Till about 20 years ago, India — as seen from the eyes of those outside the country — probably stood for an ancient civilisation that had seen better eras but had missed out all the opportunities that came its way in the 20th century especially post its independence. India, thus, was merely a land of hundreds of millions of inhabitants living in varied conditions but the nation itself was not really one that inspired dreams or admiration. A lot has changed since then. IT gave Brand India the much- craved-for patina of intellectual prowess. Dr Manmohan Singh and Mr Chidambaram (among others) provided the much-needed political/economic optimism not only to the Indians but also in important international capitals and financial centres like Washington and New York, London and others. Sustained economic reforms, despite ideological hiccups now and then, provided India strong and steady economic growth and with that, the attention of investors from all over the world. Business leaders like Mr L N Mittal, Mr Ratan Tata, Mr Aditya Birla, and Mr Mukesh Ambani — among others — made India an important discussion topic in major international board-rooms, and the stupendous financial success of some typical and some atypical entrepreneurs in diverse fields such as wind energy, automobiles, retail, real estate, banking and financial services etc. earned brand India another facet — a country that nurtures entrepreneurs and rewards enterprise. Finally, Brand India got another boost through the rather incredulous success of the “Incredible India” and “God’s Own Country” campaigns, bringing in an unprecedented (by our past track record) number of excited international visitors.
However, like the real-world product and service brands and brand icons, the brand “India” has to be continuously buffed. The downside of being the centre of attraction of the rest of the world is that everything about India comes under constant scrutiny. India’s success in the last 16-17 years justifiably raises expectations not for hundreds of millions of Indians but also the world outside. At the same time, if we have started believing that we are on the way to becoming a major economy comparable with the top 8-10 economies of the world, we must also be prepared to be evaluated and compared on every performance parameter rather than merely on the number of billionaires on the Forbes list of the super rich, the rise of the Sensex vis-à-vis the Dow Jones, the strength of the rupee versus other currencies and the tantalising size of the Indian market in the years to come vis-à-vis the relative stagnation of growth elsewhere.

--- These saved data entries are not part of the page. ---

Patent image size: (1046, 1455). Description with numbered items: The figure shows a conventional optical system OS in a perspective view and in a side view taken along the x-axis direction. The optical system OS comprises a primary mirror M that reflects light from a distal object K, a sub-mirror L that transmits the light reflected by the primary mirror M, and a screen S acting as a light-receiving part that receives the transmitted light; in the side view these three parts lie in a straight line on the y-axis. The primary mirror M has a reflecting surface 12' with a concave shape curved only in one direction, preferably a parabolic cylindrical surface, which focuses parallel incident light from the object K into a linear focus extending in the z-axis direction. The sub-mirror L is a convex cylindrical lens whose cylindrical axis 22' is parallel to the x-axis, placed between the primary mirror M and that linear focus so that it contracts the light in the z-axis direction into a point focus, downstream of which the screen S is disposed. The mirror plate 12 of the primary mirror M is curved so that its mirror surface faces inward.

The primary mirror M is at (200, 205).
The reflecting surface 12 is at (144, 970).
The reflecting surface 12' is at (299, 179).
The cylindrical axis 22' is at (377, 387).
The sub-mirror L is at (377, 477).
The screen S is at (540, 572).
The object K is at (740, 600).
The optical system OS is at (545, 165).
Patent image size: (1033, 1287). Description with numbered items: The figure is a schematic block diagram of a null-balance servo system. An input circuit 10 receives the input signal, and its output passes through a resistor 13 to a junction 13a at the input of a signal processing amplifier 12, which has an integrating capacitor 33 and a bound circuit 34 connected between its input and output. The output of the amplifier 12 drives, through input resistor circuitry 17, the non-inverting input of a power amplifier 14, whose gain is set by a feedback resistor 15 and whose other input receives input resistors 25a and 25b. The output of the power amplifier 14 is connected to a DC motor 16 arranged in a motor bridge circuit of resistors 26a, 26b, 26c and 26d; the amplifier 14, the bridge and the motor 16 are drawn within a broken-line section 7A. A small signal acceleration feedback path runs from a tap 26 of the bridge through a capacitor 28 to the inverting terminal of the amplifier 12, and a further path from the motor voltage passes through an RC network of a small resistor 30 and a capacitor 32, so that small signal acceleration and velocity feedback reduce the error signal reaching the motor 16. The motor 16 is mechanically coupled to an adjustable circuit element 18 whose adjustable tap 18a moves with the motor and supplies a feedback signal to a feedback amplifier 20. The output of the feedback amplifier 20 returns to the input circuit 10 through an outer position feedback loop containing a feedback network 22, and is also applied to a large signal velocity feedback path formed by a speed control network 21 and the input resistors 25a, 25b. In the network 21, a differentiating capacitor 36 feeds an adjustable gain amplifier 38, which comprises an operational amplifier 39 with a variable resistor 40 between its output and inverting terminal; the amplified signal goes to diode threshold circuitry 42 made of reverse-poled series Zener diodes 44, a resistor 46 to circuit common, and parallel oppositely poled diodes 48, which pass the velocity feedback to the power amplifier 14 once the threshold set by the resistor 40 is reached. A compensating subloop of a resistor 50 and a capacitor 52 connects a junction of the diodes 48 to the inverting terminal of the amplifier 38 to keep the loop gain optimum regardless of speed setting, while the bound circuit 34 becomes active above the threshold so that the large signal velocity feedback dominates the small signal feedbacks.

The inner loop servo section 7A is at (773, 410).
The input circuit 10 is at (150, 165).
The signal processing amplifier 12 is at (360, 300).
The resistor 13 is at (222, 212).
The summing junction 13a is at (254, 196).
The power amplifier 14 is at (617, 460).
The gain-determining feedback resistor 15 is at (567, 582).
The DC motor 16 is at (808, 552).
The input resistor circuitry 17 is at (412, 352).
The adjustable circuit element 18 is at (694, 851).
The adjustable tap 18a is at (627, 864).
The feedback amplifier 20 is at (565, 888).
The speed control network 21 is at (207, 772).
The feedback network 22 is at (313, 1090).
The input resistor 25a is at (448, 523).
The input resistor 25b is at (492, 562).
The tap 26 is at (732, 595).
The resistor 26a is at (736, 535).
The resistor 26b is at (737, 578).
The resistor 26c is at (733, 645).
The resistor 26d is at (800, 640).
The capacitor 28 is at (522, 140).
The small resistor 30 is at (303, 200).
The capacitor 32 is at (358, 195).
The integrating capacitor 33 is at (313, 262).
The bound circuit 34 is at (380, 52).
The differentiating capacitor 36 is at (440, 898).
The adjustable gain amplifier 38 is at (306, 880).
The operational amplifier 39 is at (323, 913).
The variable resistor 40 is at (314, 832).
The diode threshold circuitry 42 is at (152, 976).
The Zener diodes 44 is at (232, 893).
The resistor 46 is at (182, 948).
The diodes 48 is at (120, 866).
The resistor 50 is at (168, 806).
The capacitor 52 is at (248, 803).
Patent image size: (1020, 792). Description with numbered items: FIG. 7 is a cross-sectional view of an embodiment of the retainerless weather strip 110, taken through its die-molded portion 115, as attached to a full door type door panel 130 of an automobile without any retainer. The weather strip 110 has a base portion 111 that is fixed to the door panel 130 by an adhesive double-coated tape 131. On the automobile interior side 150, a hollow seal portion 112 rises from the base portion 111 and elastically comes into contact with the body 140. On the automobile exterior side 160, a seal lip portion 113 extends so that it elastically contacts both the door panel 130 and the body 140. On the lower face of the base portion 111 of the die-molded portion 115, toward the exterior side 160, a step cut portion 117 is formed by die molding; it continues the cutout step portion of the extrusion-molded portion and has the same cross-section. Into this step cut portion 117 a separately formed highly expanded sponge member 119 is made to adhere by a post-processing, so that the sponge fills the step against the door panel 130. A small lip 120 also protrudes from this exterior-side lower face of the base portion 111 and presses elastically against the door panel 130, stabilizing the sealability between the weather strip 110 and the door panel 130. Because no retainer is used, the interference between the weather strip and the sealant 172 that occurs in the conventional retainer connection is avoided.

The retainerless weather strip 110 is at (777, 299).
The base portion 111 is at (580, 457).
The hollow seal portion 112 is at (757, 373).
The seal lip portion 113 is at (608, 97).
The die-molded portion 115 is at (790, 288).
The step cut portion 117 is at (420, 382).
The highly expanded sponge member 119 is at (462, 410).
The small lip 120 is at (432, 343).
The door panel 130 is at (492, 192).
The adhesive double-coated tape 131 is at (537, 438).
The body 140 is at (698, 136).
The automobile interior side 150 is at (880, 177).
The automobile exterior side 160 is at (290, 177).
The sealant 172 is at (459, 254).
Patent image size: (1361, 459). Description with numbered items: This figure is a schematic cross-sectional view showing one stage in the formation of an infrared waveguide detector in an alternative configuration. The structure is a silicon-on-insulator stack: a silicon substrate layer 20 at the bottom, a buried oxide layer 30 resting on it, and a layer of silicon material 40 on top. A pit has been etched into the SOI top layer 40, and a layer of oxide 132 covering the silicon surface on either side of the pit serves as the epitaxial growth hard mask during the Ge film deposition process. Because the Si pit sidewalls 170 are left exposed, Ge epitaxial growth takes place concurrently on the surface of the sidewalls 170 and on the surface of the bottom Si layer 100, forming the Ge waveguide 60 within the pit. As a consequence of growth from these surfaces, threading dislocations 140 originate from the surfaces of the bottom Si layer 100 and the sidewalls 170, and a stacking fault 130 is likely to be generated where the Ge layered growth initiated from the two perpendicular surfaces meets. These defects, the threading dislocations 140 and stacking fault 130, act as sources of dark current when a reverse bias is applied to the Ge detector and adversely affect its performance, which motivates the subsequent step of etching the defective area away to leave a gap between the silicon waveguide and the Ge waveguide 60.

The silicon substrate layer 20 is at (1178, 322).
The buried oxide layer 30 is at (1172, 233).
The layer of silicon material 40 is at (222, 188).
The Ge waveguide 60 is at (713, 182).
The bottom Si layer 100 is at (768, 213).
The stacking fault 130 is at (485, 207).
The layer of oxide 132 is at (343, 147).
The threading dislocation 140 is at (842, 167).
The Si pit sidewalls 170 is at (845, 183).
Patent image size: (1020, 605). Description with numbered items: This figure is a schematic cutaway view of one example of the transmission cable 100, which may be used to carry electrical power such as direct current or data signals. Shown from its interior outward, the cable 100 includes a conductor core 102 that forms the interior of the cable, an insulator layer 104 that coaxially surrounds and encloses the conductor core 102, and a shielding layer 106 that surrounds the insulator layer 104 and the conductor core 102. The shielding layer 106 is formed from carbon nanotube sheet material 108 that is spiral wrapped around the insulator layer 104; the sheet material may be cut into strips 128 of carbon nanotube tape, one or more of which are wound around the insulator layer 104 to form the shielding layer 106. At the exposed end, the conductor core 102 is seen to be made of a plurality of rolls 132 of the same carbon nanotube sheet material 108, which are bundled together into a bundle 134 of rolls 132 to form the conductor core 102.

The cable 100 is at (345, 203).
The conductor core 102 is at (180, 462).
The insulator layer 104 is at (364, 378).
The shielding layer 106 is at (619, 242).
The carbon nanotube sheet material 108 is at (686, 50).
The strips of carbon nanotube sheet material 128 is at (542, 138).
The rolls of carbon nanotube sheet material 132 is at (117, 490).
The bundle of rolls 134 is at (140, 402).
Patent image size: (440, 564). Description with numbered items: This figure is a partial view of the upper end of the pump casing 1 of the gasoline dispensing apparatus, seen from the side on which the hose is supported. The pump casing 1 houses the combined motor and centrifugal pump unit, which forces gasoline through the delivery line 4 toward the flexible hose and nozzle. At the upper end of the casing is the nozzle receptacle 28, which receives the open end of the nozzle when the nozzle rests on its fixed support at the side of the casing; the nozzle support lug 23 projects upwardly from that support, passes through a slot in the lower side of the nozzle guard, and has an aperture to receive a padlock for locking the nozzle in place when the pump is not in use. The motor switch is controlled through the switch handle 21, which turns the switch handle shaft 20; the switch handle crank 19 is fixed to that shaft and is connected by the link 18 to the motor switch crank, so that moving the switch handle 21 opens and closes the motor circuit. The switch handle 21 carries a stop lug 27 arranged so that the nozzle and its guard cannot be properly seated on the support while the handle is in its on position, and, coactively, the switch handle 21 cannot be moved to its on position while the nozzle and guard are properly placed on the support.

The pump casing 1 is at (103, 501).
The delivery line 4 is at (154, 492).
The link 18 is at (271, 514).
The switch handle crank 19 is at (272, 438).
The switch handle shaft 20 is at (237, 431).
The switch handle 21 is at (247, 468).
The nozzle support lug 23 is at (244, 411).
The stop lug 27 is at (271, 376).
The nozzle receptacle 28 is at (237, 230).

To be admired and aspired for in the years to come, we need world-class infrastructure immediately. It is just not enough to wishfully think of turning Mumbai into a Shanghai or Delhi into a London, or that the creation of a few SEZs will alleviate the chaos almost all of urban India has slid into in the last 20 years. We need to urgently work upon getting social infrastructure like education, potable water, and healthcare come up to scale and quality on a war footing so that India is not seen merely as the largest supplier of higher education students to the US or among the cheapest destinations for a hip replacement or a cardiac bypass. We need to be seen as a nation of innovators rather than one that is just using the size of its population to deliver mere labour cost arbitrage, be it in the clothing sector or in information technology and BPO. With over 300 million continuing to live below the poverty line, gloating over too much on the wealthiest 100 or 1,000 looks too incongruous. Rampant and shameless price gouging by Indian hoteliers across all major business or tourism destinations gives another twist to the “Incredible India” campaign.
As 2007 comes to an end, it is indeed appropriate to rejoice at how much gloss brand India has regained in the last 15 years or so, especially in the context of the massive erosion it had suffered in the last three or four centuries. However, by virtue of it being at the doorstep of a very different peer group (from the league of less developed countries to the stronger of emerging market ones and poised to be one of the highly developed nations by the time we celebrate the centenary of our independence in 2047), newer and stronger brand attributes have to be developed. Else we should be prepared to suffer more Paul Whites of the Orient-Express’s!